Indigenous Woman Died "Like A Dog" After Being Jailed For Unpaid Fines

    Coronial inquest told that police thought she was "faking it".

    Aboriginal and Torres Strait Islanders are warned that this post contains images of deceased people.

    Ms Dhu (whose first name can't be used for cultural reasons) was locked up in August 2014 for $3,622 in unpaid fines. Forty-eight hours later, the Yamataji woman was dead.

    CCTV footage played to the court shows Dhu speaking with police at the station and at times crying and moaning in agony. At one point a female police officer talks to Dhu and tells her to try slowing down her breathing.

    On the morning of her death CCTV shows Dhu vomiting and hitting her head on the concrete floor after falling backwards, police say they did not see this happen.

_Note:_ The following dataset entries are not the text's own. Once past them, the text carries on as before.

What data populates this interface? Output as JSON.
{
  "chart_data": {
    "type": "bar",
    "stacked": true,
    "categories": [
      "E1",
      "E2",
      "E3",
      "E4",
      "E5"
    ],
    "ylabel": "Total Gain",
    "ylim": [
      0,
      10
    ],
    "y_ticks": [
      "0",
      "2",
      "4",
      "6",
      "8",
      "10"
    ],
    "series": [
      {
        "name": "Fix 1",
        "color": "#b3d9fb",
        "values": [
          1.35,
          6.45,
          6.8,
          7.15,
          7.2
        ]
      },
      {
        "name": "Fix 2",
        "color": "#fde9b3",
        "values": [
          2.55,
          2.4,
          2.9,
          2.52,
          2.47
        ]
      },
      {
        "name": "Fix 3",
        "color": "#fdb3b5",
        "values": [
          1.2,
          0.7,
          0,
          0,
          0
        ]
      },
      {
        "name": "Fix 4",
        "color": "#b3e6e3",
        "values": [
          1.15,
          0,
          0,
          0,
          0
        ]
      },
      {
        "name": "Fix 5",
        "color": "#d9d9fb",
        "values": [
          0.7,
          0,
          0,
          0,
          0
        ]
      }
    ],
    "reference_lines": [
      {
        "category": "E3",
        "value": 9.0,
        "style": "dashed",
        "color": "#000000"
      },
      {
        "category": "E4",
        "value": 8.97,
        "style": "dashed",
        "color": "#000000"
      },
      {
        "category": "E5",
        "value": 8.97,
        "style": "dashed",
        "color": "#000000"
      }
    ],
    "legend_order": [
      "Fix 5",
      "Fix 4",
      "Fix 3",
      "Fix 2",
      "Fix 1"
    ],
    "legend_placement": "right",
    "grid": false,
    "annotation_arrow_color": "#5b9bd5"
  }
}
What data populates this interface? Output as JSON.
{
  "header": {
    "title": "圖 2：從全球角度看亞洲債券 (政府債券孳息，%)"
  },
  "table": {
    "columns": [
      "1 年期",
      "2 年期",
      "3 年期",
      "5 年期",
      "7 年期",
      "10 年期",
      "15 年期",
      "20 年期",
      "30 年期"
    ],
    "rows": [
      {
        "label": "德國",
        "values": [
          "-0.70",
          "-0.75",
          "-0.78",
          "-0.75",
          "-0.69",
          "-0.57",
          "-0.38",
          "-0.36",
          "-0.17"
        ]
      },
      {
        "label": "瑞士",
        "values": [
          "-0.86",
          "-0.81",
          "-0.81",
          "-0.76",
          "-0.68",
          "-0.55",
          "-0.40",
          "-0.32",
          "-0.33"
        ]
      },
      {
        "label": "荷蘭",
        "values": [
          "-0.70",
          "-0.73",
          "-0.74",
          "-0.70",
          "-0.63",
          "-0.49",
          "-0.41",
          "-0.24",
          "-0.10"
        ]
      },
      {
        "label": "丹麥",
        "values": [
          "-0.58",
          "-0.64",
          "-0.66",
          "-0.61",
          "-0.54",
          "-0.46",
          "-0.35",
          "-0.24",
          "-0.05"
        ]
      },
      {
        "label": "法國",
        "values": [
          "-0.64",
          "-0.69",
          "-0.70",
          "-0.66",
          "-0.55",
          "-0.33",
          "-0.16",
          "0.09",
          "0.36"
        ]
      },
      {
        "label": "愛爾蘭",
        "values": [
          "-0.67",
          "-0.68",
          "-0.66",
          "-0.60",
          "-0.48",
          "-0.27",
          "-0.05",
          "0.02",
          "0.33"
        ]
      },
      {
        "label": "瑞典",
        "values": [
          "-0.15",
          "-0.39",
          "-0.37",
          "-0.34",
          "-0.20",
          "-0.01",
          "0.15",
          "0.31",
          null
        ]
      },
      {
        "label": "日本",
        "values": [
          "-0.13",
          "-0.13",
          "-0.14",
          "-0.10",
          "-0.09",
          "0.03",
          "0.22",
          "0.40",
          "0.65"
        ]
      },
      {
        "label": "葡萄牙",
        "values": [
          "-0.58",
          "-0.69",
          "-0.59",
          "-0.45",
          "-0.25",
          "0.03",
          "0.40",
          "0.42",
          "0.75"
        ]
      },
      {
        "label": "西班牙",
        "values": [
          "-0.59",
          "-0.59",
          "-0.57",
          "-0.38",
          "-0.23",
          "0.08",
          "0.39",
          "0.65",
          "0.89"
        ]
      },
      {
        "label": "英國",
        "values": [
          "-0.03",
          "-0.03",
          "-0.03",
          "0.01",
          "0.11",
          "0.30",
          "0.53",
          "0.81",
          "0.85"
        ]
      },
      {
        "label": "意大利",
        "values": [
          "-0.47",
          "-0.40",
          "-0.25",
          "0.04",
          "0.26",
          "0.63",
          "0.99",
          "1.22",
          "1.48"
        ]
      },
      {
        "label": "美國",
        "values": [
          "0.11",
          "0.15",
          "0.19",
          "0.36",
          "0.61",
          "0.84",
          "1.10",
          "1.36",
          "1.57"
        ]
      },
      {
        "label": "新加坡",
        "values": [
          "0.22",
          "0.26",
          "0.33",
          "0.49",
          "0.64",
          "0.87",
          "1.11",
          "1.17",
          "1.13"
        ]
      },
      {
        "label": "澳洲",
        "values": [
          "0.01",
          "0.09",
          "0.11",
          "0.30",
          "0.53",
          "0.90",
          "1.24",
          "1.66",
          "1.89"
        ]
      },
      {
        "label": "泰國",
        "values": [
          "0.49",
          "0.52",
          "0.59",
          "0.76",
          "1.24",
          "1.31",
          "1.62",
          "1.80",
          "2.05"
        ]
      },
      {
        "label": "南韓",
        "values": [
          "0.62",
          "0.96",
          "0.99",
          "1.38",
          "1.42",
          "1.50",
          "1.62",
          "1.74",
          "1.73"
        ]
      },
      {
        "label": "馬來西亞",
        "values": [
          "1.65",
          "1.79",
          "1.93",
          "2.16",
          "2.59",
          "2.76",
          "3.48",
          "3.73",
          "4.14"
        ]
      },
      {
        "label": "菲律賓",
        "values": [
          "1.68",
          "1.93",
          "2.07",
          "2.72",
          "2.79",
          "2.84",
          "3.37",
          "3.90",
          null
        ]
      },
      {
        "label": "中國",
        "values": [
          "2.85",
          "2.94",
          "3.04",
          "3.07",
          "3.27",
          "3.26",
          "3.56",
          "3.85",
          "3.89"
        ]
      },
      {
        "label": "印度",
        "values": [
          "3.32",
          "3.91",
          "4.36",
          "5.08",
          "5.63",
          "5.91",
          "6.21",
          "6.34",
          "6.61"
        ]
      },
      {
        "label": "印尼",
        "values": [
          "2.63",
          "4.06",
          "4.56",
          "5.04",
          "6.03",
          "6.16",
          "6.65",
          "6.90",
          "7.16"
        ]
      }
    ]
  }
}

    Dhu complained that her body was going numb and her lips were numb. A decision was made by police to take her to the health service a third time but marked it as non-urgent.

    Shift supervisor Sergeant Rick Bond, writing in the custody system at the time, ​said, “[Ms Dhu] appears to be suffering withdrawals from drug use and is not coping well with being in custody.”

    CCTV footage reveals that when she was finally taken to the health service Dhu had to be dragged from the cell because she could not walk. Once in the corridor, another officer lifted up Dhu’s feet ​before she​ was carried to a police 4WD ​and placed​ in the back.

    A handcuffed Dhu can be heard moaning in pain as she is placed in the car and a male police officer can be heard saying, "Oh, shut up."

    Speaking at the inquest on Monday Dhu's distraught father, Robert Dhu, said, “What I have seen on the CCTV, it is very cruel what they have done to her. They left her there like a dog just to lay down and die.”

    The court heard that upon arriving at the health campus the handcuffed Dhu "immediately went limp, slumped into the chair, and her head and eyes rolled back".